Appointment with F.E.A.R.
- The original Puffin Books cover
- Author: Steve Jackson
- Illustrator: Declan Considine
- Cover artist: Brian Bolland
- Series: Fighting Fantasy Puffin number: 17; Wizard number: 18;
- Genre: Fantasy Location: Titan City, Earth
- Publication date: Puffin: 1985; Wizard: 2004;
- Media type: Print (Paperback)
- ISBN: 0-14-031922-0 (Puffin) ISBN 1-84046-527-1 (Wizard)

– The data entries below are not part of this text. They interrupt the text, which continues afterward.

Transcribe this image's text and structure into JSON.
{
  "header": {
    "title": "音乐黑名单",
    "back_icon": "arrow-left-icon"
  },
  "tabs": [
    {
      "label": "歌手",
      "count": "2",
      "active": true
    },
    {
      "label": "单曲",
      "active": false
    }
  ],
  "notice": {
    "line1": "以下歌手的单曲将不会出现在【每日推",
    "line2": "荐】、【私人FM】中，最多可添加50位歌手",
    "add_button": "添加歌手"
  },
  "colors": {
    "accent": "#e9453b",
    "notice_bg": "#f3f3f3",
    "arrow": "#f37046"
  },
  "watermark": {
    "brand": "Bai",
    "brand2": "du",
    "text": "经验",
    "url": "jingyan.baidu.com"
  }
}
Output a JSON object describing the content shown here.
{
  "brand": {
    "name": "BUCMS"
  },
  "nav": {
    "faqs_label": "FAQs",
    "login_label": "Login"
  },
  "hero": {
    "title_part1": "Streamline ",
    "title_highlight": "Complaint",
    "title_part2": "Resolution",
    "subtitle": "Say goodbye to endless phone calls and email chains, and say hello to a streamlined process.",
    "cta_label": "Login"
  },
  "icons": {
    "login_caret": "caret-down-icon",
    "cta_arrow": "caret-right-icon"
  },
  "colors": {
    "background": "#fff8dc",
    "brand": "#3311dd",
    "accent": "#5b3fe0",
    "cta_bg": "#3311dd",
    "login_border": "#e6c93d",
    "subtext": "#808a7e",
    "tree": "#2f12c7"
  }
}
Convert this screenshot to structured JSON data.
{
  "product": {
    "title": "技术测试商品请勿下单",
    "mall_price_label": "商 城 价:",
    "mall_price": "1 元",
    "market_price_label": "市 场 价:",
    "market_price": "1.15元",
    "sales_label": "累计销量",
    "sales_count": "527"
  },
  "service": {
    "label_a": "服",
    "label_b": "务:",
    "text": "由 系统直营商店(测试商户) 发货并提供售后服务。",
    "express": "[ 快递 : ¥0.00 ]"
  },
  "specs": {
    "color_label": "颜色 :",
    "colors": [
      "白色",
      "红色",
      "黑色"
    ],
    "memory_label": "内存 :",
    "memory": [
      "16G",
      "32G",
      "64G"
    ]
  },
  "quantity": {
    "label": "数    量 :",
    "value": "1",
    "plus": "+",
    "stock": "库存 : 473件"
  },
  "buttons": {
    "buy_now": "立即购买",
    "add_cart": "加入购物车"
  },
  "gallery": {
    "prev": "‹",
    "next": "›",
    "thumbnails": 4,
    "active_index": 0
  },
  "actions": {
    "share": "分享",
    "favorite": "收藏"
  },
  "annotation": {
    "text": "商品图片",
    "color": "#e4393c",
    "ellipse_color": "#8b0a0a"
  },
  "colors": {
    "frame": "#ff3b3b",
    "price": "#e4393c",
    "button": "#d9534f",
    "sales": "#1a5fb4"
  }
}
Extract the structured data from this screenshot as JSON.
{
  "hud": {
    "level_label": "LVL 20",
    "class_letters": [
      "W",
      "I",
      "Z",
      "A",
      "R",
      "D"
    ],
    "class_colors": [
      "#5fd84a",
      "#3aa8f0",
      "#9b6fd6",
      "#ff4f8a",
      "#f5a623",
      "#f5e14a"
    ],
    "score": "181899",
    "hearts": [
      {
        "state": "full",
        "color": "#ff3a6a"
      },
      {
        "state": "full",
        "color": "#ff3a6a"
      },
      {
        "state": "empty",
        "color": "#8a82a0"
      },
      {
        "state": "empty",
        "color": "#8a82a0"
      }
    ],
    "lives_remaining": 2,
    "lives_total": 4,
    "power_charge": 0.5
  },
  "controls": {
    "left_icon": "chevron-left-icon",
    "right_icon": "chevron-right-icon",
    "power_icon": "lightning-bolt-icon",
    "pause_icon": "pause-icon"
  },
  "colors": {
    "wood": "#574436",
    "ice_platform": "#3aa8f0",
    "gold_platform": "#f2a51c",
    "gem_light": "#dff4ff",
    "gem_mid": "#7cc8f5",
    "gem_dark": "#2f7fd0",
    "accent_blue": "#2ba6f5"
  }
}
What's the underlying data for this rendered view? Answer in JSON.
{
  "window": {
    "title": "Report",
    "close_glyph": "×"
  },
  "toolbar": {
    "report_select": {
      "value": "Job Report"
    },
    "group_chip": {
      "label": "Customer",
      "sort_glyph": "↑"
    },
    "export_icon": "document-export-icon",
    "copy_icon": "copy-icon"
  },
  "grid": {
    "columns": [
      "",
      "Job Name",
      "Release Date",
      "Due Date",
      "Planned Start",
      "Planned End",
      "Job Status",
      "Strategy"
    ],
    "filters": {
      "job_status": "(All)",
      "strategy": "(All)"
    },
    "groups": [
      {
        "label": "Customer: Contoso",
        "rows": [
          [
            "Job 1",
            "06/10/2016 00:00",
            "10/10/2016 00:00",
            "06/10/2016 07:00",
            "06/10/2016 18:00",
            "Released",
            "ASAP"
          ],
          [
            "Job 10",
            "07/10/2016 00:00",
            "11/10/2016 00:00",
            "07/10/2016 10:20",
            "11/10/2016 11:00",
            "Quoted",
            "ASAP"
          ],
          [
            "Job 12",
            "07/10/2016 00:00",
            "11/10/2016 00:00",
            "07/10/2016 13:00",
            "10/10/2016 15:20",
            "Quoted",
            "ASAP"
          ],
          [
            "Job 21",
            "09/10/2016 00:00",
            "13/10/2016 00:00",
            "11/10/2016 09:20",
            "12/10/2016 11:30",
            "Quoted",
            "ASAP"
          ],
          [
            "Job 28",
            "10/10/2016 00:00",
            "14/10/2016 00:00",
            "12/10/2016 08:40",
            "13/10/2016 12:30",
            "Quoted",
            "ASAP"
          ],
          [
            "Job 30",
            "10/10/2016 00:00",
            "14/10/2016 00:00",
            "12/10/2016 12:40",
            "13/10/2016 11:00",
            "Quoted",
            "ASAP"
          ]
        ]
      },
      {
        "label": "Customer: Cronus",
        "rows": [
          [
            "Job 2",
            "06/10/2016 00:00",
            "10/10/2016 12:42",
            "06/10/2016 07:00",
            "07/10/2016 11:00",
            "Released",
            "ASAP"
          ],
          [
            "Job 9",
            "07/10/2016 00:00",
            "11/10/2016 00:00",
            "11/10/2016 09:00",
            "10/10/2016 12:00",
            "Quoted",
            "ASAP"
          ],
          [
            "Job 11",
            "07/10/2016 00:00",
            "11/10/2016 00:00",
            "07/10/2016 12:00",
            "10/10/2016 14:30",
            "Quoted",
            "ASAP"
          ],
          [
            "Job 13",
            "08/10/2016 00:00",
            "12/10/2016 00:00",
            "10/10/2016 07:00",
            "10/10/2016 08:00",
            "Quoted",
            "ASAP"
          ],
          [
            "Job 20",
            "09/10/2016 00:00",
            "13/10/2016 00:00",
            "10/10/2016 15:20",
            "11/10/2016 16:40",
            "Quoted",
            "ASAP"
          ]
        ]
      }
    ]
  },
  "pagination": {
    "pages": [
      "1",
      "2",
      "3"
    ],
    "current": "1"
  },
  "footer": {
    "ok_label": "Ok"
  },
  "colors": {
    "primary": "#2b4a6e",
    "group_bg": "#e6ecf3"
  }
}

= Appointment with F.E.A.R. =

Appointment with F.E.A.R. is a single-player roleplaying gamebook written by Steve Jackson, illustrated by Declan Considine and originally published in 1985 by Puffin Books. It was later republished by Wizard Books in 2004. It forms part of Steve Jackson and Ian Livingstone's Fighting Fantasy series. It is the 17th in the series in the original Puffin series (ISBN 0-14-031922-0) and 18th in the modern Wizard series (ISBN 1-84046-527-1). A digital version developed by Tin Man Games is available for Android and iOS.

==Rules==

As with titles such as House of Hell and Sword of the Samurai, Appointment with F.E.A.R. utilizes an additional game mechanic—in this instance "Hero Points", which are awarded to the player for every villain captured and disaster averted. Gameplay includes two other features: the player may choose which super-powers they wish to utilize (which in turn affects the outcome); and the player must also collect clues which will allow the hero to catch criminals and ultimately learn the location of a meeting of evil masterminds. Unlike other titles, the story features 440 references as opposed to the typical 400.

==Story==

The reader assumes the role of Jean Lafayette, secretly the Silver Crusader, a superhero who protects the fictional Titan City. The reader chooses from four super-powers (strength and flight, gadgets, psychic powers or energy blasts) and battles criminals and more prominently campy supervillains such as the Scarlet Prankster, Dr. Macabre, the Serpent and the Alchemists. In addition to catching criminals, the reader's ultimate goal is to determine the time and place of the imminent meeting between the leaders of evil organization F.E.A.R. (the Federation of Euro-American Rebels) and capture their leader Vladimir Utoshiki, the "Titanium Cyborg".

==Reception==
Fantasy Book Review stated "In a change from the traditional sword and sorcery based FF books, this sci-fi romp has dispensed with Gold Pieces, Potions and Items and replaced them with Hero Points and Clues...While this is not the best FF book that Steve Jackson ever wrote it is an excellent gamebook..."

==In other media==
- A digital version developed by Tin Man Games is available for Android and iOS.